Biclustering was first described in the literature by Hartigan [
2]. It refers to a distinct class of clustering algorithms that perform simultaneous row column clustering. Cheng and Church [
3] were the first to apply it to gene expression data. Biclustering identifies subsets of genes and subsets of conditions that shares similar expression patterns, by performing simultaneous clustering of both rows and columns of the gene expression matrix. As a result, homogeneous sub matrices of the gene expression matrix are obtained and they are known as biclusters. In [
3], Cheng and Church proposed a similarity score called
mean squared residue score as a measure of coherence of the rows and columns in the bicluster. When all the elements in a bicluster are similar, the mean squared residue score is low. The lower the score, stronger the coherence exhibited by the bicluster, and better is the quality of the bicluster. However, from a biological point of view, the interest resides in biclusters with subset of genes showing similar behaviour and not with similar values. Hence the method aims at finding large and maximal biclusters with mean squared residue score below a certain threshold, δ, and the biclusters thus obtained are called δ-biclusters. The value of δ has to be estimated in advance, and it is different for every dataset [
4].
In [
3], Cheng and Church identified the problem of finding significant biclusters as being NP-Hard and employed a greedy node deletion algorithm in their search. Greedy search algorithms start with an initial solution and find a locally optimal solution by successive transformations that improve some cost function. The survey of biclustering algorithms for biological data analysis by Madeira and Oliveira [
1] also identifies greedy search algorithms as a promising area. But greedy algorithms always make a choice that maximizes the local gain in the hope that this choice will lead to a globally good solution. It may make wrong decisions, gets stuck into local optima and thereby loose good biclusters. Metaheuristics technique such as Greedy Randomized Adaptive Search Procedure (GRASP) improves on pure greedy search due to their potential to escape from local minima.

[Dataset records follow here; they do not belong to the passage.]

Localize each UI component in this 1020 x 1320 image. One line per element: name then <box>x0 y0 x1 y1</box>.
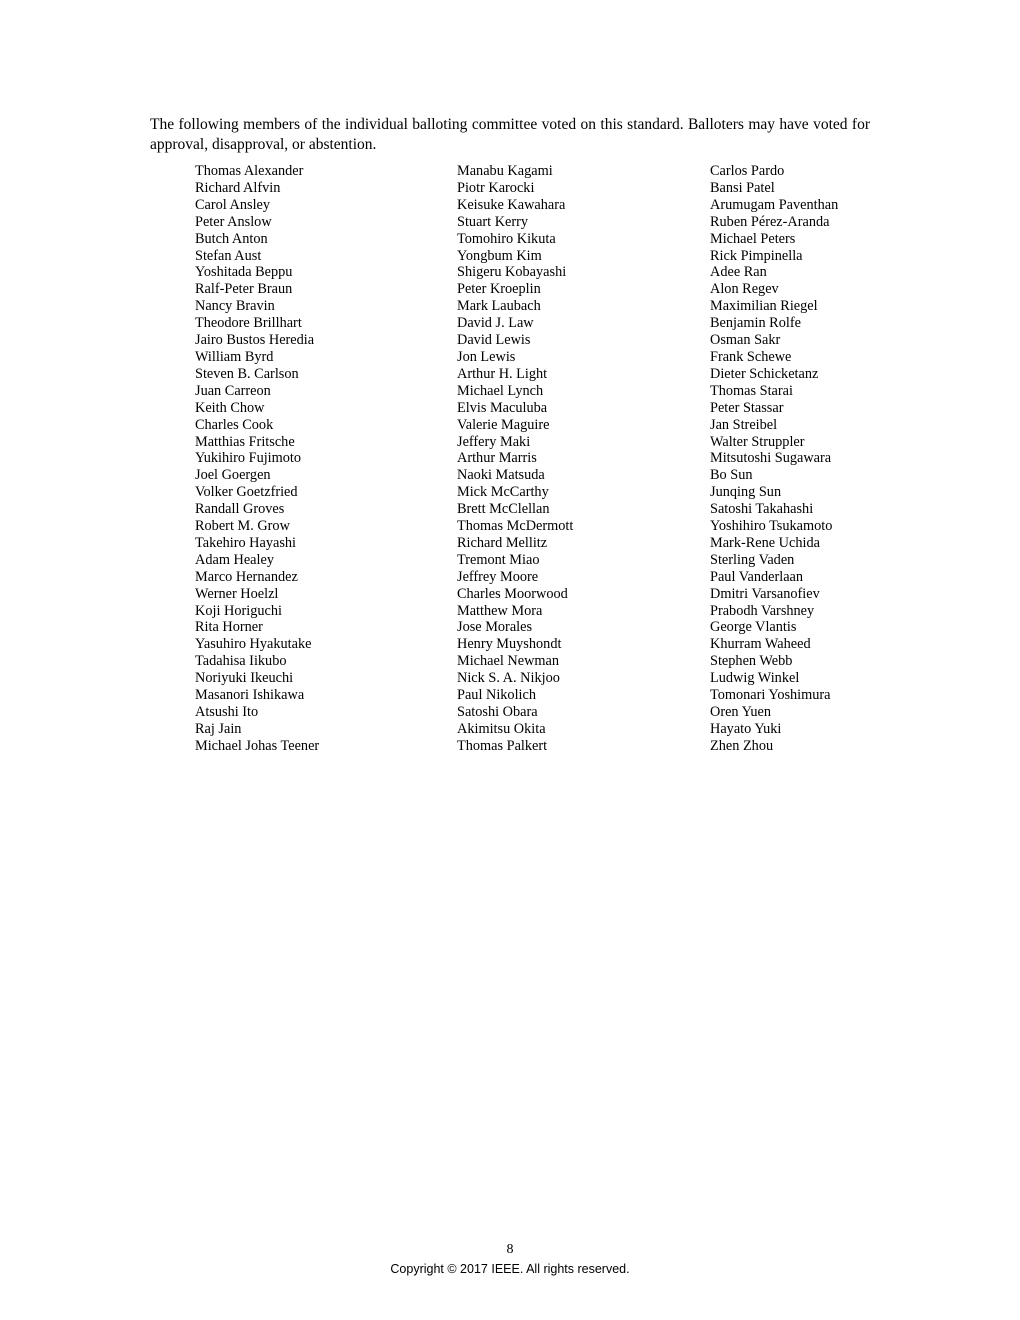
balloter-name: Peter Stassar <box>710 399 784 416</box>
balloter-column-3 <box>710 163 838 755</box>
balloter-name: Takehiro Hayashi <box>195 534 297 551</box>
balloter-name: Valerie Maguire <box>457 416 550 433</box>
balloter-name: Michael Peters <box>710 230 796 247</box>
balloter-name: Michael Newman <box>457 653 560 670</box>
balloter-name: Adee Ran <box>710 264 767 281</box>
balloter-name: Zhen Zhou <box>710 737 774 754</box>
balloter-name: Thomas Starai <box>710 382 793 399</box>
balloter-name: Khurram Waheed <box>710 636 811 653</box>
balloter-name: Ralf-Peter Braun <box>195 281 293 298</box>
balloter-name: Maximilian Riegel <box>710 298 818 315</box>
balloter-name: Arumugam Paventhan <box>710 196 839 213</box>
balloter-name: Richard Alfvin <box>195 179 281 196</box>
balloter-column-2 <box>457 163 573 755</box>
balloter-name: Jeffery Maki <box>457 433 531 450</box>
balloter-name: Yoshitada Beppu <box>195 264 293 281</box>
balloter-name: Prabodh Varshney <box>710 602 815 619</box>
balloter-name: Dieter Schicketanz <box>710 365 819 382</box>
balloter-name: Stuart Kerry <box>457 213 529 230</box>
balloter-name: Michael Lynch <box>457 382 544 399</box>
balloter-name: Tremont Miao <box>457 551 540 568</box>
balloter-name: Stephen Webb <box>710 653 793 670</box>
balloter-name: Theodore Brillhart <box>195 315 302 332</box>
balloter-name: Matthias Fritsche <box>195 433 295 450</box>
balloter-name: Jairo Bustos Heredia <box>195 332 315 349</box>
balloter-name: Steven B. Carlson <box>195 365 299 382</box>
balloter-name: Paul Vanderlaan <box>710 568 804 585</box>
balloter-name: Keisuke Kawahara <box>457 196 566 213</box>
balloter-name: Yukihiro Fujimoto <box>195 450 302 467</box>
balloter-name: Ludwig Winkel <box>710 670 800 687</box>
balloter-name: Randall Groves <box>195 501 285 518</box>
balloter-name: Junqing Sun <box>710 484 782 501</box>
balloter-name: Thomas McDermott <box>457 518 574 535</box>
balloter-name: Adam Healey <box>195 551 274 568</box>
balloter-name: Naoki Matsuda <box>457 467 545 484</box>
balloter-name: Noriyuki Ikeuchi <box>195 670 294 687</box>
balloter-name: Charles Cook <box>195 416 274 433</box>
balloter-name: Osman Sakr <box>710 332 781 349</box>
balloter-name: Thomas Palkert <box>457 737 548 754</box>
balloter-name: George Vlantis <box>710 619 797 636</box>
balloter-name: Satoshi Obara <box>457 704 538 720</box>
balloter-name: Marco Hernandez <box>195 568 298 585</box>
balloter-name: Tomonari Yoshimura <box>710 687 831 704</box>
balloter-name: Raj Jain <box>195 720 242 737</box>
balloter-name: David J. Law <box>457 315 534 332</box>
balloter-name: Juan Carreon <box>195 382 271 399</box>
balloter-name: Dmitri Varsanofiev <box>710 585 820 602</box>
balloter-name: Bo Sun <box>710 467 753 484</box>
balloter-name: Rita Horner <box>195 619 263 636</box>
balloter-name: Thomas Alexander <box>195 163 304 179</box>
balloter-name: Jose Morales <box>457 619 533 636</box>
balloter-column-1 <box>195 163 319 755</box>
balloter-name: Hayato Yuki <box>710 720 782 737</box>
balloter-name: Paul Nikolich <box>457 687 537 704</box>
balloter-name: Jeffrey Moore <box>457 568 539 585</box>
balloter-name: Brett McClellan <box>457 501 550 518</box>
copyright-notice: Copyright © 2017 IEEE. All rights reserved. <box>390 1262 630 1276</box>
balloter-name: Robert M. Grow <box>195 518 290 535</box>
balloter-name: Charles Moorwood <box>457 585 568 602</box>
balloter-name: Arthur Marris <box>457 450 537 467</box>
balloter-name: Volker Goetzfried <box>195 484 298 501</box>
balloter-name: Joel Goergen <box>195 467 271 484</box>
balloter-name: Mick McCarthy <box>457 484 549 501</box>
balloter-name: Jon Lewis <box>457 348 516 365</box>
balloter-name: Ruben Pérez-Aranda <box>710 213 830 230</box>
balloter-name: Matthew Mora <box>457 602 543 619</box>
balloter-name: Oren Yuen <box>710 704 772 720</box>
balloter-name: William Byrd <box>195 348 274 365</box>
balloter-name: Benjamin Rolfe <box>710 315 801 332</box>
balloter-name: Michael Johas Teener <box>195 737 320 754</box>
balloter-name: Manabu Kagami <box>457 163 553 179</box>
balloter-name: Piotr Karocki <box>457 179 535 196</box>
balloter-name: Richard Mellitz <box>457 534 548 551</box>
balloter-name: Akimitsu Okita <box>457 720 546 737</box>
balloter-name: Bansi Patel <box>710 179 775 196</box>
balloter-name: Shigeru Kobayashi <box>457 264 567 281</box>
balloter-name: Nancy Bravin <box>195 298 275 315</box>
balloter-name: Arthur H. Light <box>457 365 548 382</box>
balloter-name: Mark Laubach <box>457 298 541 315</box>
balloter-name: David Lewis <box>457 332 531 349</box>
balloter-name: Carlos Pardo <box>710 163 785 179</box>
balloter-name: Yasuhiro Hyakutake <box>195 636 312 653</box>
balloter-name: Stefan Aust <box>195 247 262 264</box>
balloter-name: Walter Struppler <box>710 433 805 450</box>
page-number: 8 <box>506 1242 514 1257</box>
balloter-name: Alon Regev <box>710 281 779 298</box>
balloter-name: Tomohiro Kikuta <box>457 230 556 247</box>
balloter-name: Henry Muyshondt <box>457 636 562 653</box>
balloter-name: Yongbum Kim <box>457 247 542 264</box>
balloter-name: Yoshihiro Tsukamoto <box>710 518 833 535</box>
balloter-name: Mitsutoshi Sugawara <box>710 450 832 467</box>
balloter-name: Peter Kroeplin <box>457 281 541 298</box>
balloter-name: Mark-Rene Uchida <box>710 534 820 551</box>
balloter-name: Keith Chow <box>195 399 265 416</box>
balloter-name: Werner Hoelzl <box>195 585 279 602</box>
intro-paragraph: The following members of the individual balloting committee voted on this standard. Balloters may have voted for approval, disapproval, or abstention. <box>150 116 870 153</box>
balloter-name: Sterling Vaden <box>710 551 795 568</box>
balloter-name: Carol Ansley <box>195 196 271 213</box>
balloter-name: Elvis Maculuba <box>457 399 548 416</box>
balloter-name: Frank Schewe <box>710 348 792 365</box>
balloter-name: Butch Anton <box>195 230 268 247</box>
balloter-name: Masanori Ishikawa <box>195 687 305 704</box>
balloter-name: Nick S. A. Nikjoo <box>457 670 560 687</box>
balloter-name: Satoshi Takahashi <box>710 501 814 518</box>
balloter-name: Atsushi Ito <box>195 704 259 720</box>
balloter-name: Tadahisa Iikubo <box>195 653 287 670</box>
balloter-name: Peter Anslow <box>195 213 272 230</box>
balloter-name: Koji Horiguchi <box>195 602 282 619</box>
balloter-name: Jan Streibel <box>710 416 778 433</box>
balloter-name: Rick Pimpinella <box>710 247 803 264</box>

In this work, we address the biclustering problem with a variant of the GRASP metaheuristics, Reactive GRASP, which is a combination of a semi-greedy heuristics and a local search procedure [
5-
7]. The approach starts from small high quality bicluster seeds, which are tightly co-regulated submatrices of the gene expression matrix. These seeds are further enlarged by adding more rows and columns to them. The seed generation phase is implemented using one-dimensional k-means clustering and the seeds are enlarged using the Reactive GRASP method. The algorithm makes use of
mean squared residue score as the cost function to evaluate the quality of the obtained biclusters. To avoid getting stuck at local optima, Reactive GRASP is equipped with the heuristics for randomizing the search and thereby allows the search process to go beyond local optima. We evaluated our work against the classic work of Cheng and Church and also with our own work based on basic GRASP [
8]. The results show that the Reactive GRASP method can generate larger and better biclusters than the others.